I thought today of my dog, which will surprise no one. A year ago this weekend was his first steep slide toward the grave, and he has been more heavily on my mind than usual, and yet the memory that laid me low today had to do with missing him only in part. We used to play, back when he was in less pain, and one of his favorite games involved rushing toward me, brandishing his teeth with a deep growl, and snapping at my face with mock ferocity — his teeth closing with a loud clack less than half an inch from my nose. He never bit me, at least not from playing like that. Sticking a hand down his mouth to pill him was a different matter, but playing “Zeke’s gonna bite Chris’ face”? Wasn’t gonna happen. He was so conscious of my presence, so mindful of his position and movements, that after the first couple of iterations of the game back in 1992 or so, it didn’t even occur to me to flinch, or for that matter even to blink. It simply was not possible that he would slip, that I would move too close to him at the wrong time. A mistake could quite literally have blinded me, disfigured me, and yet for years he and I played that game a few times each day, a whole-hearted, unconscious trust between us that neither would harm the other.

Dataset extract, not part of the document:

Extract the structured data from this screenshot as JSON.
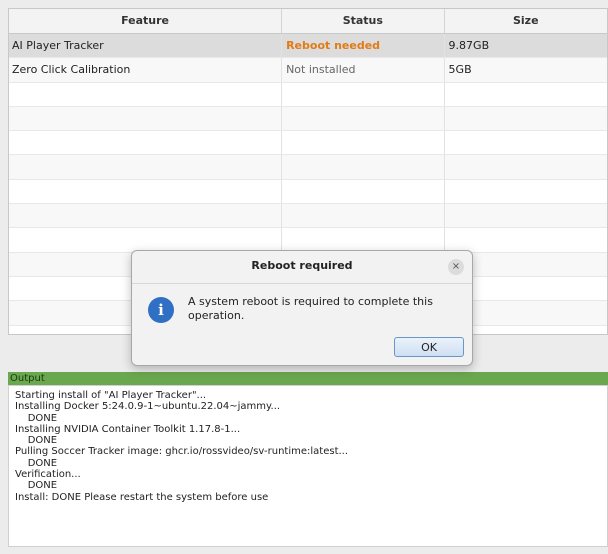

I have been very lucky, especially lately, in the people who love me, in the friendships I’ve gained. And yet no one has ever seen me the way Zeke did. When I quit Earth Island in order to take care of Zeke, a few people praised me as though it was an uncommonly selfless act. It was not. I had been wanting to quit since 2003, really, and when offered the choice between working with people to whom my work was invisible, and a few more days with the one who saw me most clearly even through rheumy, aged, cataracted eyes, the only hesitation I felt was over how long to make the letter of resignation.
I hold to the notion that whole-hearted trust like that is not magic, that it is achievable even between people who do not know one another all that well. I hold to this notion despite almost a half century of counter-evidence. It’s easy to focus on the negatives, the disappointments, the people trusted who turn around and kick you in the teeth because they didn’t realize your face was in the spot they felt like stepping on. It’s understandable that those folks would occupy a larger part of one’s psyche than they really deserve.
But they’re outnumbered, I think. And this group of people who read and comment here, I have been thinking, is hard evidence of that proposition. I’m no saint nor leader nor teacher, and my own openheartedness is notable not so much by its steadfastness as by its frequent absence.
And yet here you all are, seeing not just the blogger but one another as well, treating us all for the most part as human, proving that the net can be a place of heart as well as mind. I am grateful, again, and I am blinking a bit less.